De kracht van tuinen

dinsdag 16 oktober 2012 15:41
Spread the love

Privé-tuinen leveren ongetwijfeld een bijdrage aan de publieke gezondheid, de biodiversiteit, voedselsoevereiniteit, mildering van klimaatverandering en andere diensten. Helaas zijn privé-tuinen voorlopig één van de minst onderzochte categorieën van landgebruik, verscholen als ze zitten achter de gevels van de stedelijke en residentiële ontwikkeling. Het gevolg is dat er geen aparte aandacht voor is bij de opmaak van ruimtelijke ordening en sociaal-economisch- en milieubeleid. Onderzoek aan de KUL wijst op het potentieel van het ‘tuinen-complex’.

In het boek ‘The powerfull garden’ (2011) gaan KUL-medewerkers Dewaelheyns, Gulinck en Bomans dieper in op de verschillende functies die tuinen vervullen.
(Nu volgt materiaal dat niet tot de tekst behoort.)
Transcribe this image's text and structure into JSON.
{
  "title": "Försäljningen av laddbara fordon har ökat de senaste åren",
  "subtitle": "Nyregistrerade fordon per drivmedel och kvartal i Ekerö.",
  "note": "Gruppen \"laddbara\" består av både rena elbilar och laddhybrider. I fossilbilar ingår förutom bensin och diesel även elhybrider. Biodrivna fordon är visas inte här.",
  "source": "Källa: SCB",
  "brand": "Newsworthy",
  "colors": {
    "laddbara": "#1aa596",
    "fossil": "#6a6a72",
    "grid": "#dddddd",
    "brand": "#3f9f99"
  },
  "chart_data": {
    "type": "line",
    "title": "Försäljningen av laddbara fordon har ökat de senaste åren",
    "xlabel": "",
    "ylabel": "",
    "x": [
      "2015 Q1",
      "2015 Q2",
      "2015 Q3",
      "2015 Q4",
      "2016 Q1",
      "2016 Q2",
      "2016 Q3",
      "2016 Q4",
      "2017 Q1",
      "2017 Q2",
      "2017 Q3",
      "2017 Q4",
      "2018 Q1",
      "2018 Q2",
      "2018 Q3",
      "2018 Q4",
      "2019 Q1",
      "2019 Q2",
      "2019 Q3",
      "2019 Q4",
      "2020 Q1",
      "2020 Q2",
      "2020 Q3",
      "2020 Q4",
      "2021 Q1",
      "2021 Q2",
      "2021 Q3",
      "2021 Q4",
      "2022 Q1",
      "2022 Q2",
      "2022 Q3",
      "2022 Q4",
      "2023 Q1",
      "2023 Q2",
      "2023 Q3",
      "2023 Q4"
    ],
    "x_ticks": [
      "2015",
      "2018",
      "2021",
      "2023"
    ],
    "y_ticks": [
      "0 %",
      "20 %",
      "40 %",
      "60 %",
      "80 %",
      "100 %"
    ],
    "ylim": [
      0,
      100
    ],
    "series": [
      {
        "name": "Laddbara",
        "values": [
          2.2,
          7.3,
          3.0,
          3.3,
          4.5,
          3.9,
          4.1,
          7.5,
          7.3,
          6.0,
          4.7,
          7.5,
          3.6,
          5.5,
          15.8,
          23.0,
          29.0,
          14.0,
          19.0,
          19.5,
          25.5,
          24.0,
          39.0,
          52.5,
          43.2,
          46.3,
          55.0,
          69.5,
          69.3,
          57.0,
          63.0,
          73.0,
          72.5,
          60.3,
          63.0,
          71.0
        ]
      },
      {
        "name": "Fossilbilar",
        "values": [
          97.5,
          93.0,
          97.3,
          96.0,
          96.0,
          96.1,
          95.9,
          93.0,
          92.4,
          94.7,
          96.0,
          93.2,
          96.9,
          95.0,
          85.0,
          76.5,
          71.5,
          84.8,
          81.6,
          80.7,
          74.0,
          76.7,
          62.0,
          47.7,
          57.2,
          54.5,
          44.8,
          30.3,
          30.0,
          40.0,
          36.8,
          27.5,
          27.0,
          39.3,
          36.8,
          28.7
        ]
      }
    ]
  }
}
Het boek baseert zich ondermeer op hun onderzoek in opdracht van de Vlaamse Milieumaatschappij in 2007 naar de grootte-ordes van inputs- en outputs in en uit tuinen. Aan de input-zijde gaat het dan over water, compost, energie, dierenvoer, meststoffen … en aan de output-zijde over gazonmaaisel, compost, water, snoeihout, groenten, fruit … Inzamelen van data gebeurde via een internet-enquete, veldbezoeken en statistische data.
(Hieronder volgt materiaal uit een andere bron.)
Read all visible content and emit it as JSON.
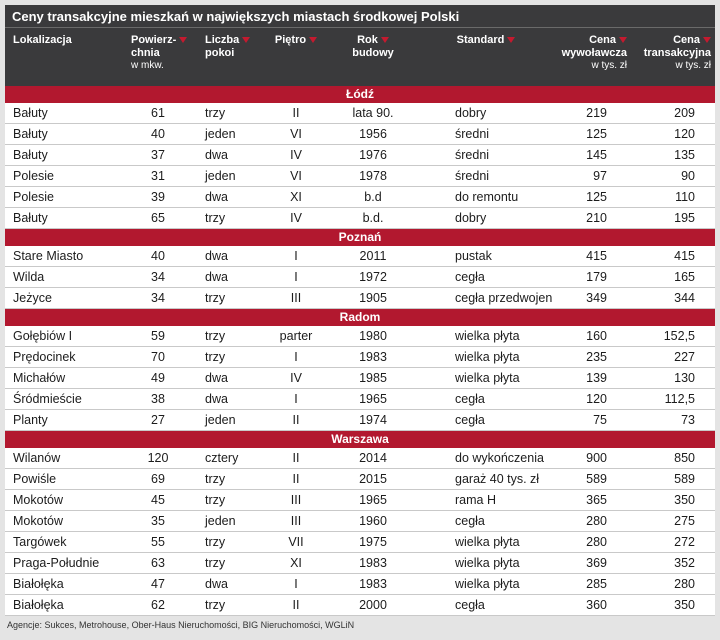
{
  "chart_data": {
    "type": "table",
    "title": "Ceny transakcyjne mieszkań w największych miastach środkowej Polski",
    "source": "Agencje: Sukces, Metrohouse, Ober-Haus Nieruchomości, BIG Nieruchomości, WGLiN",
    "columns": [
      {
        "id": "lokalizacja",
        "lines": [
          "Lokalizacja"
        ],
        "sub": "",
        "sort_arrow": false
      },
      {
        "id": "powierzchnia",
        "lines": [
          "Powierz-",
          "chnia"
        ],
        "sub": "w mkw.",
        "sort_arrow": true
      },
      {
        "id": "liczba-pokoi",
        "lines": [
          "Liczba",
          "pokoi"
        ],
        "sub": "",
        "sort_arrow": true
      },
      {
        "id": "pietro",
        "lines": [
          "Piętro"
        ],
        "sub": "",
        "sort_arrow": true
      },
      {
        "id": "rok-budowy",
        "lines": [
          "Rok",
          "budowy"
        ],
        "sub": "",
        "sort_arrow": true
      },
      {
        "id": "standard",
        "lines": [
          "Standard"
        ],
        "sub": "",
        "sort_arrow": true
      },
      {
        "id": "cena-wywolawcza",
        "lines": [
          "Cena",
          "wywoławcza"
        ],
        "sub": "w tys. zł",
        "sort_arrow": true
      },
      {
        "id": "cena-transakcyjna",
        "lines": [
          "Cena",
          "transakcyjna"
        ],
        "sub": "w tys. zł",
        "sort_arrow": true
      }
    ],
    "sections": [
      {
        "city": "Łódź",
        "rows": [
          [
            "Bałuty",
            "61",
            "trzy",
            "II",
            "lata 90.",
            "dobry",
            "219",
            "209"
          ],
          [
            "Bałuty",
            "40",
            "jeden",
            "VI",
            "1956",
            "średni",
            "125",
            "120"
          ],
          [
            "Bałuty",
            "37",
            "dwa",
            "IV",
            "1976",
            "średni",
            "145",
            "135"
          ],
          [
            "Polesie",
            "31",
            "jeden",
            "VI",
            "1978",
            "średni",
            "97",
            "90"
          ],
          [
            "Polesie",
            "39",
            "dwa",
            "XI",
            "b.d",
            "do remontu",
            "125",
            "110"
          ],
          [
            "Bałuty",
            "65",
            "trzy",
            "IV",
            "b.d.",
            "dobry",
            "210",
            "195"
          ]
        ]
      },
      {
        "city": "Poznań",
        "rows": [
          [
            "Stare Miasto",
            "40",
            "dwa",
            "I",
            "2011",
            "pustak",
            "415",
            "415"
          ],
          [
            "Wilda",
            "34",
            "dwa",
            "I",
            "1972",
            "cegła",
            "179",
            "165"
          ],
          [
            "Jeżyce",
            "34",
            "trzy",
            "III",
            "1905",
            "cegła przedwojenna",
            "349",
            "344"
          ]
        ]
      },
      {
        "city": "Radom",
        "rows": [
          [
            "Gołębiów I",
            "59",
            "trzy",
            "parter",
            "1980",
            "wielka płyta",
            "160",
            "152,5"
          ],
          [
            "Prędocinek",
            "70",
            "trzy",
            "I",
            "1983",
            "wielka płyta",
            "235",
            "227"
          ],
          [
            "Michałów",
            "49",
            "dwa",
            "IV",
            "1985",
            "wielka płyta",
            "139",
            "130"
          ],
          [
            "Śródmieście",
            "38",
            "dwa",
            "I",
            "1965",
            "cegła",
            "120",
            "112,5"
          ],
          [
            "Planty",
            "27",
            "jeden",
            "II",
            "1974",
            "cegła",
            "75",
            "73"
          ]
        ]
      },
      {
        "city": "Warszawa",
        "rows": [
          [
            "Wilanów",
            "120",
            "cztery",
            "II",
            "2014",
            "do wykończenia",
            "900",
            "850"
          ],
          [
            "Powiśle",
            "69",
            "trzy",
            "II",
            "2015",
            "garaż 40 tys. zł",
            "589",
            "589"
          ],
          [
            "Mokotów",
            "45",
            "trzy",
            "III",
            "1965",
            "rama H",
            "365",
            "350"
          ],
          [
            "Mokotów",
            "35",
            "jeden",
            "III",
            "1960",
            "cegła",
            "280",
            "275"
          ],
          [
            "Targówek",
            "55",
            "trzy",
            "VII",
            "1975",
            "wielka płyta",
            "280",
            "272"
          ],
          [
            "Praga-Południe",
            "63",
            "trzy",
            "XI",
            "1983",
            "wielka płyta",
            "369",
            "352"
          ],
          [
            "Białołęka",
            "47",
            "dwa",
            "I",
            "1983",
            "wielka płyta",
            "285",
            "280"
          ],
          [
            "Białołęka",
            "62",
            "trzy",
            "II",
            "2000",
            "cegła",
            "360",
            "350"
          ]
        ]
      }
    ]
  },
  "colors": {
    "header_bg": "#3a3a3c",
    "section_bg": "#b2182f",
    "sort_arrow": "#c41a2f",
    "row_bg": "#ffffff",
    "row_separator": "#c9c9c9",
    "text": "#1c1c1c"
  }
}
In dit artikel beschrijven we de vaststellingen omtrent de voedselproductie in het ‘tuinen-complex’ Vlaanderen. Bijkomende data werden verzameld voor de stadsregio Leuven in het kader van het project Leuvense Voedselstrategie.

De naakte cijfers

Voor Vlaanderen wordt de oppervlakte tuin geschat op 13% van de totale oppervlakte: dit zijn de privétuinen maar ook een gedeelte van het openbaar groen. Beperkt tot de privétuinen aansluitend bij woningen hebben we het over 8 à 9 % van de oppervlakte. Ruim acht op de tien woonsten (84%) heeft een tuin. Het grootste deel ervan is gazon: aanwezig in 99 % van de tuinen. In de meeste gevallen neemt het gazon meer van 50% van de totale tuin in beslag.

In 42 % van de onderzochte tuinen is een moestuin aanwezig. Als algemeen cijfer geldt dat 72% van de tuineigenaars één of andere productie heeft van voeding die bedoeld is voor de directe consumptie. Naast groenten gaat het om fruit, noten, eieren, vlees …

Vanwege een veranderde cultuur van het huizenbezit werden huis en tuin meer dan ooit consumptieobjecten, eerder dan instrumenten van zelfvoorziening zoals weleer. Toch is het belang van voedselproductie bij ons nog relatief hoog in vergelijking met bijvoorbeeld het Verenigd Koninkrijk. In ‘The garden complex’ staan de resultaten van een onderzoek in 5 Engelse steden, waaruit blijkt dat in slechts 20 % van de Engelse tuinen aan voedselproductie wordt gedaan. Voor Vlaanderen ligt dat cijfer dus veel hoger, alhoewel er enig voorbehoud is in de vergelijking omdat de dataverzameling niet op dezelfde manier is gebeurd.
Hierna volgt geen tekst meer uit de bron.